Looking at it , it seems like just another old kitchen utensil but the ravioli cutter has quite a history behind it...
We couldn't mention the
Mafia out loud.
In our house it was whispered like people used to whisper
cancer.
My grandparents were both from Sicily you see.
It wasn't until I was in my teens that I heard about my great Uncle Frank.
It seems Uncle Frank was a Don in the, you know the M word.
He was arrested for tax evasion and sent to federal prison.

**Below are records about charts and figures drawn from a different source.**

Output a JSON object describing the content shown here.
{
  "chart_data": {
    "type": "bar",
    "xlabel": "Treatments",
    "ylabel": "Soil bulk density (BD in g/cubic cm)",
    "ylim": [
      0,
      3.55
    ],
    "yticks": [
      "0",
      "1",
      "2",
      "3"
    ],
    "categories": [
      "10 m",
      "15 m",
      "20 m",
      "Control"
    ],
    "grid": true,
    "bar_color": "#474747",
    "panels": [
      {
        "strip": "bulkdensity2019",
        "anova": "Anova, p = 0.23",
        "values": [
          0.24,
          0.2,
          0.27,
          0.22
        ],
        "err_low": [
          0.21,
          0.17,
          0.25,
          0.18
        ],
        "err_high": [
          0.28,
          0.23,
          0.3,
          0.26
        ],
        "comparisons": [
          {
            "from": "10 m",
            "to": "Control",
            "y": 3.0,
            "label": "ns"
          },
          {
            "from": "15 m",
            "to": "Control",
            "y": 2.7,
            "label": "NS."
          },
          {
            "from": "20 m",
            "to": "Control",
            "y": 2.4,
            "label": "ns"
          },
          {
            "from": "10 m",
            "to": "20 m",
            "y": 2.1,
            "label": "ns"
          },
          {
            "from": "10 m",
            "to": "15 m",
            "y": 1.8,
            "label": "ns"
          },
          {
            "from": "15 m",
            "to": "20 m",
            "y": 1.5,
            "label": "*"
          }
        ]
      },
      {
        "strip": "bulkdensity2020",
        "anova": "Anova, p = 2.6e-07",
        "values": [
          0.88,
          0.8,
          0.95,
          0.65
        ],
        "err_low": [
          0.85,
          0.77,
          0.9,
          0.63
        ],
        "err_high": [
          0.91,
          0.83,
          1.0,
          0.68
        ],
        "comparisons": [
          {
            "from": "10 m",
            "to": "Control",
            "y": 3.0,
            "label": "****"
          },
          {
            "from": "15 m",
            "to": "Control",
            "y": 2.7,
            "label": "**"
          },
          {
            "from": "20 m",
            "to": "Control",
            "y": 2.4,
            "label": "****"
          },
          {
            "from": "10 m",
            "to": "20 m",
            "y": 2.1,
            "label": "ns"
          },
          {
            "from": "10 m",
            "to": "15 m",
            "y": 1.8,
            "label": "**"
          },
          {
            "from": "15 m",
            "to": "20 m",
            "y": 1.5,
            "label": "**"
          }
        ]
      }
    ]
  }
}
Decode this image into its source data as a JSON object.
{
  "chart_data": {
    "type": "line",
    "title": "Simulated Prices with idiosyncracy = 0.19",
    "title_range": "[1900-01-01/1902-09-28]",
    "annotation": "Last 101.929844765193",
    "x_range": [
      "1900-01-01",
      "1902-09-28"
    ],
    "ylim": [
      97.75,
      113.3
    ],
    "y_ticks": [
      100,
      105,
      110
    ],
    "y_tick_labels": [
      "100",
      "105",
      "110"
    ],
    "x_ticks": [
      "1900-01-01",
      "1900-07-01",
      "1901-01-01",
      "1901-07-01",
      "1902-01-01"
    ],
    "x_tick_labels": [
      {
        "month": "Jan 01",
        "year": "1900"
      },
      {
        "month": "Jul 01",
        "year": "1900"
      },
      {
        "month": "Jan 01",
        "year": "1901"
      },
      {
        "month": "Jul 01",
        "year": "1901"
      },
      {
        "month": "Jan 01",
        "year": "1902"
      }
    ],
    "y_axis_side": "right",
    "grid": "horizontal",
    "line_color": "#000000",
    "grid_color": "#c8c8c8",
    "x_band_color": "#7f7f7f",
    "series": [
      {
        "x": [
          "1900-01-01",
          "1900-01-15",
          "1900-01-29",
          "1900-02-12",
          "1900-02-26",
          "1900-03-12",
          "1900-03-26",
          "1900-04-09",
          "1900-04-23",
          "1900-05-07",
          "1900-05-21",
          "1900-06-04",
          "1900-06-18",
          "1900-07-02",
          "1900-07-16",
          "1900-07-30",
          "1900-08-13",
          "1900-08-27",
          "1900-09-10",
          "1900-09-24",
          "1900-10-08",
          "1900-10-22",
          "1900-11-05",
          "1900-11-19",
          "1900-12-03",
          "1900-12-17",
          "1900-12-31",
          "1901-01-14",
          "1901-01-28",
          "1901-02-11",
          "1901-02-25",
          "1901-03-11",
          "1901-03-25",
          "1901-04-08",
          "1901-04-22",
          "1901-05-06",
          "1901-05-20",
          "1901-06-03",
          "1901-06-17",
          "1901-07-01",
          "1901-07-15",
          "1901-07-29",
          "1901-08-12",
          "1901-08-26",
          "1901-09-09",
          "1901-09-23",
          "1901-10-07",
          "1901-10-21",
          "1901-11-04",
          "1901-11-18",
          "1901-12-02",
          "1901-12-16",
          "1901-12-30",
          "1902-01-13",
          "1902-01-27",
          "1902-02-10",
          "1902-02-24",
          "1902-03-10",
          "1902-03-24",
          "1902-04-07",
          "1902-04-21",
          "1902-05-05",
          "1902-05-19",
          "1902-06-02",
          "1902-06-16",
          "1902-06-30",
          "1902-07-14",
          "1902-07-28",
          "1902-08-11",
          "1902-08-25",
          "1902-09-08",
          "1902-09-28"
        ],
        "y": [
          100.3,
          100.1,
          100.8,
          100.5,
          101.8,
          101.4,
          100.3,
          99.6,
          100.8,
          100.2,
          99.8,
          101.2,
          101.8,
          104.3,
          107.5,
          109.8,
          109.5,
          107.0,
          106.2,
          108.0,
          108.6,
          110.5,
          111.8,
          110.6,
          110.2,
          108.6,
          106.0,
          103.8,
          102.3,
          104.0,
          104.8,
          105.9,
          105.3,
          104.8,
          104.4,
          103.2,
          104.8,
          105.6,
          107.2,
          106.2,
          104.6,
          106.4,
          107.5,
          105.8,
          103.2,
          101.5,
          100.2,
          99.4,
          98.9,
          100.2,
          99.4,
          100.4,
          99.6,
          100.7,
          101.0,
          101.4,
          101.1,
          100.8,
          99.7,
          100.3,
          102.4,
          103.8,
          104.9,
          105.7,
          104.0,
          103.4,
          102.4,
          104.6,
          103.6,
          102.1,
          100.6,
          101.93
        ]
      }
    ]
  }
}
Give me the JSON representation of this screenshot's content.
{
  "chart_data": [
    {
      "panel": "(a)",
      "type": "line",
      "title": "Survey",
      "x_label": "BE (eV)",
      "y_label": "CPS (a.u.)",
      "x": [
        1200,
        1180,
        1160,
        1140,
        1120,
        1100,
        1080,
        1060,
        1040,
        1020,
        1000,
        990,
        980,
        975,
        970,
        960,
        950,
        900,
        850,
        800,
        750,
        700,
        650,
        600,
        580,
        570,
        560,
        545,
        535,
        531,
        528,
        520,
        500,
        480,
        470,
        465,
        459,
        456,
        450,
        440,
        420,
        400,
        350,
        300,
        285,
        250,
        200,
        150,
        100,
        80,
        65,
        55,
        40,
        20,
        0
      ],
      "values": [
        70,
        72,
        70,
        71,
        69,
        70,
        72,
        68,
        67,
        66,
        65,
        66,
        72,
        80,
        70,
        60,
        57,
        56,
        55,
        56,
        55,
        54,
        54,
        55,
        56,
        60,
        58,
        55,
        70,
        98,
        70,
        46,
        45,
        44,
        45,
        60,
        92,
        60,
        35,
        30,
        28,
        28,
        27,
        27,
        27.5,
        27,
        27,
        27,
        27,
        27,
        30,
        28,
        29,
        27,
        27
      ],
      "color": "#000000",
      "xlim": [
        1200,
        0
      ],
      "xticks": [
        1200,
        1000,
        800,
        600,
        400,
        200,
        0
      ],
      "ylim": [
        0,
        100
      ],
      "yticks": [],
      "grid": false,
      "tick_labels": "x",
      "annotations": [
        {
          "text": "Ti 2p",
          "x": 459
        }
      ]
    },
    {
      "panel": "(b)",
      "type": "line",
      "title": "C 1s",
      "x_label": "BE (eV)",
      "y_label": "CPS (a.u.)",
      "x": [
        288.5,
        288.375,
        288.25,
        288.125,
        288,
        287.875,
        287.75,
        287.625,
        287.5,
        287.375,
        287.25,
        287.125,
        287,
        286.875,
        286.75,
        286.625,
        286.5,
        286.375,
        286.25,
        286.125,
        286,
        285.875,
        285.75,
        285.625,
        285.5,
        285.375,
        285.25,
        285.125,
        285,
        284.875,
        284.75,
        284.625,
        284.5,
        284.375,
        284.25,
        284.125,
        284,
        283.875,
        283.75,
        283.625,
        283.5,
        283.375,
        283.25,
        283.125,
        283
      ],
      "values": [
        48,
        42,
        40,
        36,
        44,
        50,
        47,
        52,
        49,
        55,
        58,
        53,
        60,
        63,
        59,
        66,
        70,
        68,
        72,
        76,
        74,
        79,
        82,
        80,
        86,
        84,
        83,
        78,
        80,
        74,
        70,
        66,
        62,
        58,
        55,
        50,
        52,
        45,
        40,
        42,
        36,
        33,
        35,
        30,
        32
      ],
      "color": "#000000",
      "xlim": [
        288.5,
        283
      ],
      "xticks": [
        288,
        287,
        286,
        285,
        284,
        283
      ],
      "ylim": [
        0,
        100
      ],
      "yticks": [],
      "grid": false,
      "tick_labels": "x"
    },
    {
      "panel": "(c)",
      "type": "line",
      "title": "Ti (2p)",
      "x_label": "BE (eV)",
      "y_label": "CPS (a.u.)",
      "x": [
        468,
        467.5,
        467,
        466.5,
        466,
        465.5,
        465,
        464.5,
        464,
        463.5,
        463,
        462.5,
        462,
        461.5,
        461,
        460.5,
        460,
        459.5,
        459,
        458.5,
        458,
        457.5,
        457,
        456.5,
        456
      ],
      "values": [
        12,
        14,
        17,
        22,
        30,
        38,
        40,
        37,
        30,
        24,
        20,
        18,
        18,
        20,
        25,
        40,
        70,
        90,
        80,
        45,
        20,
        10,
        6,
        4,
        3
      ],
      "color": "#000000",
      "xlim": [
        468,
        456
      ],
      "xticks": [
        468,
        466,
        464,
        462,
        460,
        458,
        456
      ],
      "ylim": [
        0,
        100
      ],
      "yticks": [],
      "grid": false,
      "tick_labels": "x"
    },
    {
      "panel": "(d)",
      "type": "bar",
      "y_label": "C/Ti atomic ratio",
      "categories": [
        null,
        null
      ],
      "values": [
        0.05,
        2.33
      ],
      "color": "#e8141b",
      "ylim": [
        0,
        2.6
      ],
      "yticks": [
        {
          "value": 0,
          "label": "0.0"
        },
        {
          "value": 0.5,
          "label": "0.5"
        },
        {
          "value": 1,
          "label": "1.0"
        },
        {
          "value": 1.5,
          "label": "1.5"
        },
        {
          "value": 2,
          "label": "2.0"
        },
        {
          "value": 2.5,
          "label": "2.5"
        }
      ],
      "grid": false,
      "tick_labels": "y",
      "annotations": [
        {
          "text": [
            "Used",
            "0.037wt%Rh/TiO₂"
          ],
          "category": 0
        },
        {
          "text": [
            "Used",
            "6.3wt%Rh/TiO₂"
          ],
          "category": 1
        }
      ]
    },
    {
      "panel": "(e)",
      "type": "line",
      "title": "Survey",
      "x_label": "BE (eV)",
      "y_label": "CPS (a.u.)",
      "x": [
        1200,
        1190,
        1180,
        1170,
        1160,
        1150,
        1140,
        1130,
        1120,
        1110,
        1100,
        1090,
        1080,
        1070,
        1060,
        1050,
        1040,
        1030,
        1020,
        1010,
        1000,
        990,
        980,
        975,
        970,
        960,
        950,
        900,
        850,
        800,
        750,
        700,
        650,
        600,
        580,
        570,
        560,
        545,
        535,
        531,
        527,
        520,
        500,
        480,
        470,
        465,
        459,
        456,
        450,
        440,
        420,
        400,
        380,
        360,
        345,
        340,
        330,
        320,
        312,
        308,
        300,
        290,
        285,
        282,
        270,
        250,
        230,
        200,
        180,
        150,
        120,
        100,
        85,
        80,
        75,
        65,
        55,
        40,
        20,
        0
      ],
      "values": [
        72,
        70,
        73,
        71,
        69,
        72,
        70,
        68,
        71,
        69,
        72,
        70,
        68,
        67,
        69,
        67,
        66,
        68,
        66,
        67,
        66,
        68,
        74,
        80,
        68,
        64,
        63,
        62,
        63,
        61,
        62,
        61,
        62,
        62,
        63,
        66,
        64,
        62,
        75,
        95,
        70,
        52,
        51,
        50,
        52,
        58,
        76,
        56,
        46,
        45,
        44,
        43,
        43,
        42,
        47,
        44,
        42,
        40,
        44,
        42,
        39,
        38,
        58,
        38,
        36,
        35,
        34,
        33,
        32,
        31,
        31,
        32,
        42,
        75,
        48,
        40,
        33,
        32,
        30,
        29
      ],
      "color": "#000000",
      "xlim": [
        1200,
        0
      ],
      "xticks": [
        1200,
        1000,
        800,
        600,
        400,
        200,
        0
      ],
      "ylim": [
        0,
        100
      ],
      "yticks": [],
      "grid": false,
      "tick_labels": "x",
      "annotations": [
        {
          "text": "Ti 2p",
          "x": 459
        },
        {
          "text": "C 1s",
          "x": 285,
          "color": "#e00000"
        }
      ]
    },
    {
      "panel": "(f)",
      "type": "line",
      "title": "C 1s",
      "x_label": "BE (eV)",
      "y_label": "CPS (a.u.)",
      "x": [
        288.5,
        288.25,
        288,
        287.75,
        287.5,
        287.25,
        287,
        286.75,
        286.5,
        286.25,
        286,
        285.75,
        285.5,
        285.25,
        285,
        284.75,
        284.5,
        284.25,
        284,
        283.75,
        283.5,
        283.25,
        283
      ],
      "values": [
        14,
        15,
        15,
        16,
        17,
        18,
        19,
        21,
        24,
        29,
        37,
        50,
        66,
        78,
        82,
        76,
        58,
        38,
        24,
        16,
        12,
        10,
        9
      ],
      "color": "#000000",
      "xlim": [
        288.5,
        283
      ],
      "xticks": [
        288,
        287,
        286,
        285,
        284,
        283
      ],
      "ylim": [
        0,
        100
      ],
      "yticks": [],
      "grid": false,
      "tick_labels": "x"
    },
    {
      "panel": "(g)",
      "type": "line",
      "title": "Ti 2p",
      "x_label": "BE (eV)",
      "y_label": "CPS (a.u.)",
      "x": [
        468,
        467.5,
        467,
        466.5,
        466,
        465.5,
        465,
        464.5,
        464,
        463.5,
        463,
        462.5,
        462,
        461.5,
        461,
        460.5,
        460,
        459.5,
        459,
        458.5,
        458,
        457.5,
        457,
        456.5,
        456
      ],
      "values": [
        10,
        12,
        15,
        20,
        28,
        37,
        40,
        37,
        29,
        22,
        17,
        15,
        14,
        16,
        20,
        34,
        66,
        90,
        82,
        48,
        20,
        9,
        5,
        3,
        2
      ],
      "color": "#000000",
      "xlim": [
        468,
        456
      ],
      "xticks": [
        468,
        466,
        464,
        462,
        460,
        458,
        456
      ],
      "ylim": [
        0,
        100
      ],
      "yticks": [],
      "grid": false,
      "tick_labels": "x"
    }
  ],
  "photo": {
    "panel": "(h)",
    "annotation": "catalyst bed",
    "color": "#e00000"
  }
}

Coincidentally my grandmother had the exact same name as Franks younger sister and was able to visit him in prison under the guise of being said sister.
While in that prison Frank was being
rehabilitated and one of the things they thought would do the trick was to have the inmates participate in wood working, metal workshops and such.
Frank worked with metal and being Italian, had made a ravioli cutter.
It was made of brass and copper and steel and it was given to my grandmother on one of her visits to the prison.
Not long after leaving prison, Frank disappeared.
They found him in the desert in southern California.
He had been on his way to his farm where he produced, you guessed it, olive oil when he met a very unsettling fate.
Frank was the recipient of an
Italian neck tie.
That was in the thirties.
The ravioli cutter became a fixture during my childhood.
Something that was always around and always in use.
Grandma used it faithfully until she died.
Cutting hand made ravioli to serve to family and friends for many years.
I inherited the cutter when grandma passed away and I have it to this day.